И каждому показалось, что именно это и было самым главным за последние несколько дней. Вот это далеко не достоверное известие, что агеевцы живы.

— Связь была великолепна. Приняли целых полслова: «…получ…» По всей вероятности, «благополучно».

— Строго определяя, это не связь, а хамство, — сказала Ада.

Ираида Васильевна улыбнулась и кивнула: ну конечно же, «благополучно». Другого и быть не может. Для таких людей, как Симона и Николай Агеев, все всегда кончается благополучно. Потому что они умеют верить в это неизменное «благополучно». И хотя сидящие за столом перебирают сейчас десятки слов, которые могли быть на месте коротенького всплеска, чудом принятого Землей, — все равно для Симоны из всех этих слов существует только одно.

«Если бы так было с ними… — думала Паола, подпершись кулачком. — Если бы два года не было связи с «Бригантиной»…

— Чай стынет, — сказала Симона, — можно приниматься за пироги.

— С чем бы это? — полюбопытствовала Ираида Васильевна.

— Настоящие русские.

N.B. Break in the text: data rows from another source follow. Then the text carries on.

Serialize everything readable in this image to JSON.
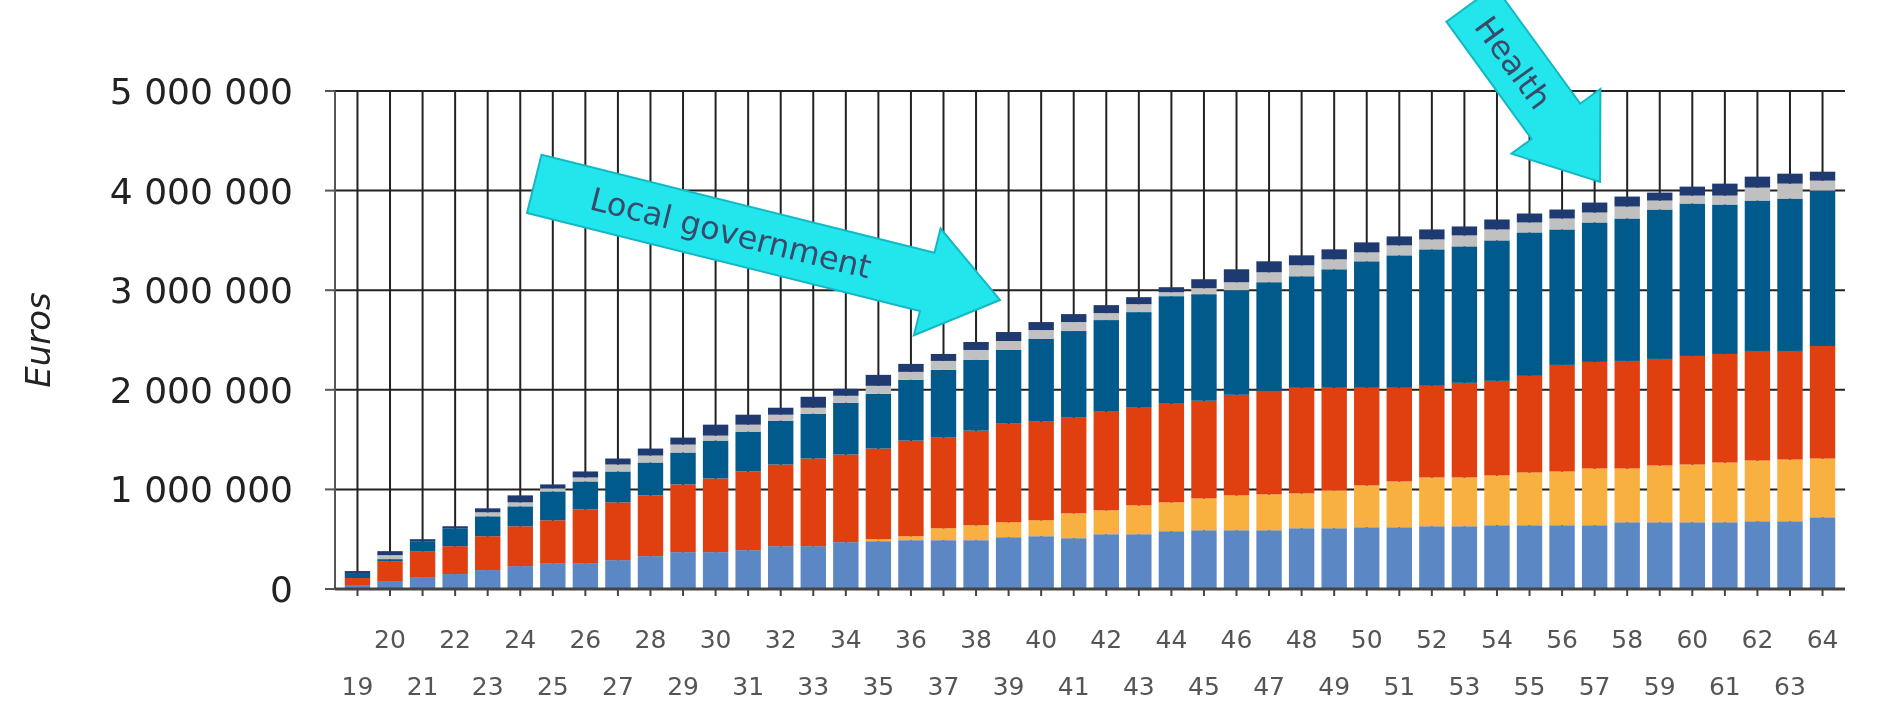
{
  "chart_data": {
    "type": "bar",
    "stacked": true,
    "ylabel": "Euros",
    "grid": true,
    "categories": [
      "19",
      "20",
      "21",
      "22",
      "23",
      "24",
      "25",
      "26",
      "27",
      "28",
      "29",
      "30",
      "31",
      "32",
      "33",
      "34",
      "35",
      "36",
      "37",
      "38",
      "39",
      "40",
      "41",
      "42",
      "43",
      "44",
      "45",
      "46",
      "47",
      "48",
      "49",
      "50",
      "51",
      "52",
      "53",
      "54",
      "55",
      "56",
      "57",
      "58",
      "59",
      "60",
      "61",
      "62",
      "63",
      "64"
    ],
    "ylim": [
      0,
      5000000
    ],
    "yticks": [
      0,
      {
        "value": 1000000,
        "label": "1 000 000"
      },
      {
        "value": 2000000,
        "label": "2 000 000"
      },
      {
        "value": 3000000,
        "label": "3 000 000"
      },
      {
        "value": 4000000,
        "label": "4 000 000"
      },
      {
        "value": 5000000,
        "label": "5 000 000"
      }
    ],
    "series": [
      {
        "color": "#5b87c5",
        "values": [
          40000,
          80000,
          120000,
          150000,
          190000,
          230000,
          260000,
          260000,
          290000,
          330000,
          370000,
          370000,
          390000,
          430000,
          430000,
          470000,
          480000,
          490000,
          490000,
          490000,
          520000,
          530000,
          510000,
          550000,
          550000,
          580000,
          590000,
          590000,
          590000,
          610000,
          610000,
          620000,
          620000,
          630000,
          630000,
          640000,
          640000,
          640000,
          640000,
          670000,
          670000,
          670000,
          670000,
          680000,
          680000,
          720000
        ]
      },
      {
        "color": "#f8b040",
        "values": [
          0,
          0,
          0,
          0,
          0,
          0,
          0,
          0,
          0,
          0,
          0,
          0,
          0,
          0,
          0,
          0,
          20000,
          40000,
          120000,
          150000,
          150000,
          160000,
          250000,
          240000,
          290000,
          290000,
          320000,
          350000,
          360000,
          350000,
          380000,
          420000,
          460000,
          490000,
          490000,
          500000,
          530000,
          540000,
          570000,
          540000,
          570000,
          580000,
          600000,
          610000,
          620000,
          590000
        ]
      },
      {
        "color": "#e04010",
        "values": [
          70000,
          200000,
          260000,
          280000,
          340000,
          400000,
          430000,
          540000,
          580000,
          610000,
          680000,
          740000,
          790000,
          820000,
          880000,
          880000,
          910000,
          960000,
          910000,
          950000,
          990000,
          990000,
          960000,
          990000,
          980000,
          990000,
          980000,
          1010000,
          1040000,
          1060000,
          1030000,
          980000,
          940000,
          920000,
          950000,
          950000,
          970000,
          1070000,
          1070000,
          1080000,
          1070000,
          1090000,
          1090000,
          1100000,
          1090000,
          1130000
        ]
      },
      {
        "color": "#005a8c",
        "values": [
          50000,
          20000,
          100000,
          180000,
          200000,
          200000,
          290000,
          280000,
          310000,
          330000,
          320000,
          380000,
          400000,
          440000,
          450000,
          520000,
          550000,
          610000,
          680000,
          710000,
          740000,
          830000,
          870000,
          920000,
          960000,
          1080000,
          1070000,
          1050000,
          1090000,
          1120000,
          1190000,
          1270000,
          1330000,
          1370000,
          1370000,
          1410000,
          1440000,
          1360000,
          1400000,
          1430000,
          1500000,
          1530000,
          1500000,
          1510000,
          1530000,
          1560000
        ]
      },
      {
        "color": "#c0c0c0",
        "values": [
          null,
          40000,
          null,
          null,
          40000,
          40000,
          30000,
          40000,
          70000,
          70000,
          80000,
          50000,
          70000,
          60000,
          60000,
          70000,
          80000,
          80000,
          90000,
          100000,
          90000,
          90000,
          90000,
          70000,
          80000,
          40000,
          60000,
          80000,
          100000,
          110000,
          100000,
          90000,
          100000,
          100000,
          110000,
          110000,
          100000,
          110000,
          100000,
          120000,
          90000,
          80000,
          90000,
          130000,
          150000,
          100000
        ]
      },
      {
        "color": "#1f3a70",
        "values": [
          20000,
          40000,
          20000,
          20000,
          40000,
          70000,
          40000,
          60000,
          60000,
          70000,
          70000,
          110000,
          100000,
          70000,
          110000,
          70000,
          110000,
          80000,
          70000,
          80000,
          90000,
          80000,
          80000,
          80000,
          70000,
          50000,
          90000,
          130000,
          110000,
          100000,
          100000,
          100000,
          90000,
          100000,
          90000,
          100000,
          90000,
          90000,
          100000,
          100000,
          80000,
          90000,
          120000,
          110000,
          100000,
          90000
        ]
      }
    ],
    "annotations": [
      "Health",
      "Local government"
    ]
  }
}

Посконные. Сермяжные. Что, я не так сказала? — Симона умудрялась выискивать где-то совершенно невероятные слова. — Вот, убедитесь. С грибами и с вязигой.

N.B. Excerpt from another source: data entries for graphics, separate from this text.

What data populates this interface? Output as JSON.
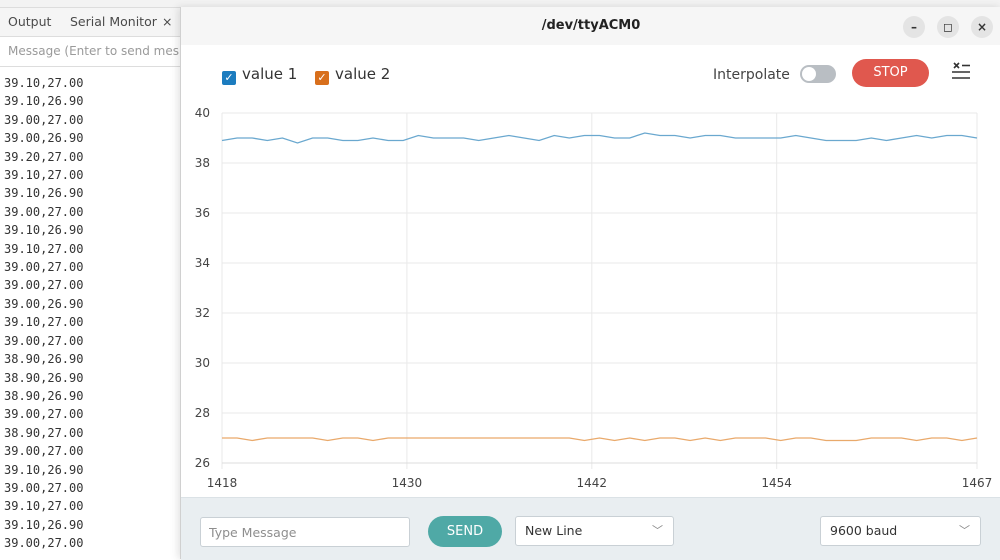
{
  "ide": {
    "tabs": [
      "Output",
      "Serial Monitor"
    ],
    "message_placeholder": "Message (Enter to send mes",
    "log": [
      "39.10,27.00",
      "39.10,26.90",
      "39.00,27.00",
      "39.00,26.90",
      "39.20,27.00",
      "39.10,27.00",
      "39.10,26.90",
      "39.00,27.00",
      "39.10,26.90",
      "39.10,27.00",
      "39.00,27.00",
      "39.00,27.00",
      "39.00,26.90",
      "39.10,27.00",
      "39.00,27.00",
      "38.90,26.90",
      "38.90,26.90",
      "38.90,26.90",
      "39.00,27.00",
      "38.90,27.00",
      "39.00,27.00",
      "39.10,26.90",
      "39.00,27.00",
      "39.10,27.00",
      "39.10,26.90",
      "39.00,27.00"
    ]
  },
  "window": {
    "title": "/dev/ttyACM0",
    "minimize_label": "–",
    "maximize_label": "◻",
    "close_label": "×"
  },
  "controls": {
    "interpolate_label": "Interpolate",
    "interpolate_on": false,
    "stop_label": "STOP",
    "clear_icon": "clear-list-icon"
  },
  "bottom": {
    "message_placeholder": "Type Message",
    "send_label": "SEND",
    "line_ending": "New Line",
    "baud": "9600 baud"
  },
  "colors": {
    "value1": "#1c7cbf",
    "value2": "#d86f1c",
    "line1": "#6aa8cf",
    "line2": "#e9a96b",
    "stop": "#e0584e",
    "send": "#4fa9a6"
  },
  "chart_data": {
    "type": "line",
    "x_range": [
      1418,
      1467
    ],
    "ylim": [
      26,
      40
    ],
    "yticks": [
      26,
      28,
      30,
      32,
      34,
      36,
      38,
      40
    ],
    "xticks": [
      1418,
      1430,
      1442,
      1454,
      1467
    ],
    "legend_placement": "top-left",
    "grid": true,
    "series": [
      {
        "name": "value 1",
        "checked": true,
        "values": [
          38.9,
          39.0,
          39.0,
          38.9,
          39.0,
          38.8,
          39.0,
          39.0,
          38.9,
          38.9,
          39.0,
          38.9,
          38.9,
          39.1,
          39.0,
          39.0,
          39.0,
          38.9,
          39.0,
          39.1,
          39.0,
          38.9,
          39.1,
          39.0,
          39.1,
          39.1,
          39.0,
          39.0,
          39.2,
          39.1,
          39.1,
          39.0,
          39.1,
          39.1,
          39.0,
          39.0,
          39.0,
          39.0,
          39.1,
          39.0,
          38.9,
          38.9,
          38.9,
          39.0,
          38.9,
          39.0,
          39.1,
          39.0,
          39.1,
          39.1,
          39.0
        ]
      },
      {
        "name": "value 2",
        "checked": true,
        "values": [
          27.0,
          27.0,
          26.9,
          27.0,
          27.0,
          27.0,
          27.0,
          26.9,
          27.0,
          27.0,
          26.9,
          27.0,
          27.0,
          27.0,
          27.0,
          27.0,
          27.0,
          27.0,
          27.0,
          27.0,
          27.0,
          27.0,
          27.0,
          27.0,
          26.9,
          27.0,
          26.9,
          27.0,
          26.9,
          27.0,
          27.0,
          26.9,
          27.0,
          26.9,
          27.0,
          27.0,
          27.0,
          26.9,
          27.0,
          27.0,
          26.9,
          26.9,
          26.9,
          27.0,
          27.0,
          27.0,
          26.9,
          27.0,
          27.0,
          26.9,
          27.0
        ]
      }
    ]
  }
}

— Да, — задумчиво сказала Ада, — эпоха контрабанды на таможенной станции. И много их там у тебя?

— Хватит, — сказала Симона и ткнула кнопку вызова дежурного робота. — Надо припрятать на черный день — имею в виду гостей.

Дверь приподнялась, вкатился «гном». Он бесшумно скользнул к Симоне и остановился, подняв свой вогнутый, словно хлебная корзиночка, багажник. Симона принялась перегружать туда свои пакеты.

— Снесешь в холодильник, киса, — приговаривала она вполголоса, — да чтобы через неделю можно было достать не раскапывая лопатой… А то всегда завалишь…

Паолу немного раздражала манера Симоны говорить с роботами. Ну зачем это, если они все равно ничего не слышат?

Видно, и Симона думала о том же:

— Эх ты, черепаха навыворот. И когда я вас переведу на диктофоны? — Она нагнулась и стала набирать шифр приказа. — Говоришь с ним, как с человеком, а он… Кстати, какой у нас номер очереди на универсальный?

Паола вскочила:

— Я сама.

Схватила пакеты в охапку, побежала на кухню. Универсальный…

Когда-нибудь его доставят на станцию, и тогда «благодарю вас, мисс, но услуги стюардессы на станции больше не нужны».

Паола вернулась к столу, села пригорюнившись, — одной рукой подперла подбородок, другой поглаживала скатерть.

— Ну что, Паша, взгрустнулось? — Ираида Васильевна наклонила голову, одним глазом глянула Паоле в лицо. — Или, может, обленилась за отпуск? Работа в тягость?

— Да разве я работаю? Смеетесь! — Паола судорожно сдернула руки со скатерти, под столом стиснула кулачки. — Разве так должна работать стюардесса? Вот на пассажирских ракетах, если что случается — стюардесса разве с командой? А? Она с пассажирами. До самого конца.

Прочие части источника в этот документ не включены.